Pagi yang cerah.
Matahari kembali muncul kepermukaan untuk melaksanakan tugas rutinnya.
Burung-burung kembali menyuarakan suara merdunya.
Dedaunan di pohon dan rerumputan kembali basah terkena air embun.
Bunga kembali mekar.
Sungai dan airnya yang jernih kembali enak untuk dipandang.

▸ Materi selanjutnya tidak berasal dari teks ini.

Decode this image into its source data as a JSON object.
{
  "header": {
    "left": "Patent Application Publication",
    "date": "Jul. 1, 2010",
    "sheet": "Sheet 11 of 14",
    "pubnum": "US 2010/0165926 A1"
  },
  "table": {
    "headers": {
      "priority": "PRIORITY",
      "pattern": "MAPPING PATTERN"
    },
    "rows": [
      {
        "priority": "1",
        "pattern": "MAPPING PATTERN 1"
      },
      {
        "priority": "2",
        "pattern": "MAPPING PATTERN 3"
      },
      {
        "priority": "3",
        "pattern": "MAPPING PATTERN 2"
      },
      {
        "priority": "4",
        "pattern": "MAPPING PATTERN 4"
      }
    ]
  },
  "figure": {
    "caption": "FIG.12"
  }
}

Sungguh pagi itu amatlah indah.
Akan tetapi tiba-tiba, tidak seperti biasanya matahari sedikit-demi sedikit mulai redup.
Semua heran dan banyak yang bertanya-tanya.
Karena heran, burung bertanya kepada matahari.

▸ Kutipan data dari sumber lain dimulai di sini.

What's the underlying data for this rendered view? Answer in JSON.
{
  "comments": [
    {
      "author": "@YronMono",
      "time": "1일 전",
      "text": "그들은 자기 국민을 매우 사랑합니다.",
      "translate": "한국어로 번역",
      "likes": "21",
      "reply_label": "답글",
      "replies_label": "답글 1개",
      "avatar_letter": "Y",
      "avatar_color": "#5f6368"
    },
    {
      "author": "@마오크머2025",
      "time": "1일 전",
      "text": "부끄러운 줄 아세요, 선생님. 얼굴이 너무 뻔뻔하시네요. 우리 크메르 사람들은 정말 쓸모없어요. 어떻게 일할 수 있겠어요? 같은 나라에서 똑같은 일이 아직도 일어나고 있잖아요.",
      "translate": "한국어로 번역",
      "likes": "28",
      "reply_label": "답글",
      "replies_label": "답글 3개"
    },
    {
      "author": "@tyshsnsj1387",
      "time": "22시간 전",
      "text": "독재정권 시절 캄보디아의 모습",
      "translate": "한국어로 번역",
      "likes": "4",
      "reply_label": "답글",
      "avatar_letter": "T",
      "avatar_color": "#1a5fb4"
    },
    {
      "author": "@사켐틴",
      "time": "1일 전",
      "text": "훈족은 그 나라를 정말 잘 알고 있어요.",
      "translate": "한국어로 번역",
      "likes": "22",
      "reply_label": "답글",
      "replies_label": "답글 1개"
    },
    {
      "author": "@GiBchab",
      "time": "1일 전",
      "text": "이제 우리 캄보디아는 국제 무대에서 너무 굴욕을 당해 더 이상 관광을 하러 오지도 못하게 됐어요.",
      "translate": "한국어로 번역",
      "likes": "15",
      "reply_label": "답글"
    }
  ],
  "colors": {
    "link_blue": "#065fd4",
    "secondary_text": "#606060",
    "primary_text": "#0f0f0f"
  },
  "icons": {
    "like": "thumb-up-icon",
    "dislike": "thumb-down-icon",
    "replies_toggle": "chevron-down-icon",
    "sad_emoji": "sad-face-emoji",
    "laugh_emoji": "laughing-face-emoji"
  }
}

“Wahai matahari, kenapa dirimu redup seakan tidak semangat untuk bersinar dan menyinari alam ini”
Matahari hanya diam.
Kemudian bunga yang indah bertanya kepada matahari.
“Wahai matahari ada apa dirimu, apakah dirimu bosan melihat keindahanku dan apakah kau sekarang tidak mau lagi mencium wangi semerbakku.”
Tetap. Matahari hanya diam.
Lalu pohon ikut mencoba bertanya.
“Matahari apakah kau marah kepada kami, apa salah kami sehingga kau tidak lagi bersemangat untuk menyinari alam galaksi ini.”
Dengan lemas, matahari akhirnya menanggapi dan menjawab.
“Maafkan aku, aku hanya kesepian.”
“Lihatlah kalian, kalian hidup bersama-sama. Ada teman dan pasangan di samping kalian.”
“Bahkan bumi yang selalu aku sinari ada planet-planet lain yang menemaninya. Dan bahkan bulan selalu ada disampingnya setiap saat.”
“Sedangkan aku, selama berjuta-juta tahun lamanya aku hanya sendiri.”
“Aku bekerja sendiri.”
“Padahal pekerjaanku adalah mulia. Menyinari alam galaksi ini, dan bermanfaat bagi kehidupan di dalamnya.“
“Bahkan, kalau dilihat bulan pun memakai sinarku untuk menyinari kegelapan di bumi.”
“Tapi, aku hanya sendiri. Bekerja sendiri untuk kesenangan orang lain.”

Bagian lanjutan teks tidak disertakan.